Pourquoi ? Parce que les centrales syndicales n’ont pas assez  la connaissance de toutes les mutations internationales et qu’en siégeant dans les CA, elles pourraient acquérir une meilleure connaissance  des problématiques des  stratégies  internationales des firmes. Ce qui les amènerait à développer des réflexions différentes. Ainsi, je suis assez favorable à l’inversion des normes parce que les responsables syndicaux pourraient bénéficier d’une connaissance plus intime des enjeux de l’entreprise au moment de décider de leurs actions.

« je suis assez favorable à l’inversion des normes parce que les responsables syndicaux pourraient bénéficier d’une connaissance plus intime des enjeux de l’entreprise au moment de décider de leurs actions. »

Le grand basculement des lois Auroux (1982) a entrainé auprès des syndicats la présence d’experts qui rendent des rapports remarquables (Secafi/Alpha). Et la CGT, grâce à ces rapports exemplaires, pourrait avoir une connaissance complète de l’économie française et de l’industrie française. C’est la meilleure source de renseignements.

Aujourd’hui, les stratégies à mettre en œuvre dans le domaine de l’innovation reposent sur la mise en place des plateformes internet, la mise en œuvre de la technologie au sens large et la mise en œuvre de l’industrie 4.0. Les quatre technologies importantes dans l’industrie 4.0 sont : l’usine virtuelle qui permet la simulation, c’est-à-dire d’évaluer les transformations avant de  passer par l’épreuve du terrain ; le contrôle complet intégré par ordinateur de la gestion de l’usine, en supprimant les stocks intermédiaires et en maximisant l’utilisation du capital investi ; les cobots, robots intelligents, qui vont permettre d’automatiser plus intelligemment   ; les objets connectés avec la fourniture de services associés à partir des données recueillies auprès du client par les objets eux-mêmes.

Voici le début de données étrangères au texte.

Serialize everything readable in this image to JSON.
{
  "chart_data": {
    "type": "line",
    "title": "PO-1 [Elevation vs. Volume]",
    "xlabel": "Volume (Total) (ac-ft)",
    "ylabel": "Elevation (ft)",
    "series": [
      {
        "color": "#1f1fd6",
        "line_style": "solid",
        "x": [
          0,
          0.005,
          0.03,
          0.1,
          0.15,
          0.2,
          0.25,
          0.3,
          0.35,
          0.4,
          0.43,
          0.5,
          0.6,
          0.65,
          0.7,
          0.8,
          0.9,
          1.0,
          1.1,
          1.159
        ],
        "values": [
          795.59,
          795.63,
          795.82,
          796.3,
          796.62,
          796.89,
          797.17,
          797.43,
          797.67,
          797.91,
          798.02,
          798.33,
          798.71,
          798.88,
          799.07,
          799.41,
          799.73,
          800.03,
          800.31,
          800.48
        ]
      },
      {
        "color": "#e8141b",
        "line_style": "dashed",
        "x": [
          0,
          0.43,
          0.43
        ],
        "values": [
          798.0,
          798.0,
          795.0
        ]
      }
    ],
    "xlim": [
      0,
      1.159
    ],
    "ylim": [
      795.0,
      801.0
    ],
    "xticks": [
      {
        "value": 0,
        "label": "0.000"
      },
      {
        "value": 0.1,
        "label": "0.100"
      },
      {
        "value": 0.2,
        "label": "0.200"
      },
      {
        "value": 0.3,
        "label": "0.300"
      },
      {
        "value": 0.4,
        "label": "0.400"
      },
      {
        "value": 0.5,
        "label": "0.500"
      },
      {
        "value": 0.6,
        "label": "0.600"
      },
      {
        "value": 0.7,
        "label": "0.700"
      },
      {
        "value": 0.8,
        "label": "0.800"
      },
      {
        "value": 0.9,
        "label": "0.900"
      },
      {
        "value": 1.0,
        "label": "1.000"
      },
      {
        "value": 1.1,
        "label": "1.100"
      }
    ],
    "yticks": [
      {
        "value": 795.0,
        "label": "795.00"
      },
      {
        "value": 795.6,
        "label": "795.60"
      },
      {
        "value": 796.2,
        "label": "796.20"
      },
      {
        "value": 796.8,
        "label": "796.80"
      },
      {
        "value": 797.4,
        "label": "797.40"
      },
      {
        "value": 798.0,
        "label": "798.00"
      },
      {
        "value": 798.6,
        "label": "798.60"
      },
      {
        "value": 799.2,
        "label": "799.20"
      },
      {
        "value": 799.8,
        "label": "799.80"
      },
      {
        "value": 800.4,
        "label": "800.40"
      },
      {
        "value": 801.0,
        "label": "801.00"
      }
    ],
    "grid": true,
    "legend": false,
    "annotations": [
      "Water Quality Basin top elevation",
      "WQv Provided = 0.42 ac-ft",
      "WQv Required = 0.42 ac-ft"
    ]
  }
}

Les usines conçues ainsi auront beaucoup moins de personnel et le coût salarial aura  moins de poids dans le coût de production. La France produira avec des salaires élevés, mais avec énormément de services associés. Les salariés des unités de production auront une haute qualification.

L’évolution technologique va dans le sens de la ré-industrialisation de la France. Il faut par ailleurs favoriser l’actionnariat à long terme.

Premièrement : favoriser le droit de vote double ; deuxièmement : il faudrait élargir le décret Montebourg (sur les investissements stratégiques, en 2005) et affiner encore le contrôle de l’investissement étranger ;  troisièmement : favoriser les fondations d’entreprise et faire en sorte qu’une partie du capital soit détenue par des fondations comme en Allemagne (imaginer un régime fiscal ad hoc) ; quatrièmement : mettre en œuvre l’actionnariat salarié ; cinquièmement : introduire, lors des OPA, la consultation du comité d’entreprise en décalquant la loi néerlandaise (eurocomptatible). C’est un obstacle considérable aux OPA hostiles.

Un pouvoir accru serait donc redonné au conseil d’administration, lieu de concertation entre les représentants de l’actionnaire, des travailleurs et de la direction de l’entreprise, par opposition à un pouvoir total donné à l’assemblée générale. C’est d’ailleurs la différence entre les deux modèles. Dans un premier cas l’actionnaire est tout-puissant. (modèle anglo-saxon), dans le second cas, on considère l’entreprise comme une institution avec son histoire, ses rapports sociaux et qui, par conséquent, a un intérêt social propre à l’entreprise à défendre et qui dépasse le simple intérêt actionnarial.

Il faut aussi un énorme effort pour la recherche,  notamment en R&D, au besoin appuyé par l’État, notamment dans l’intelligence artificielle…

C’est donc d’un effort technologique et d’un effort de gouvernance que pourrait naître à mes yeux le renouveau industriel.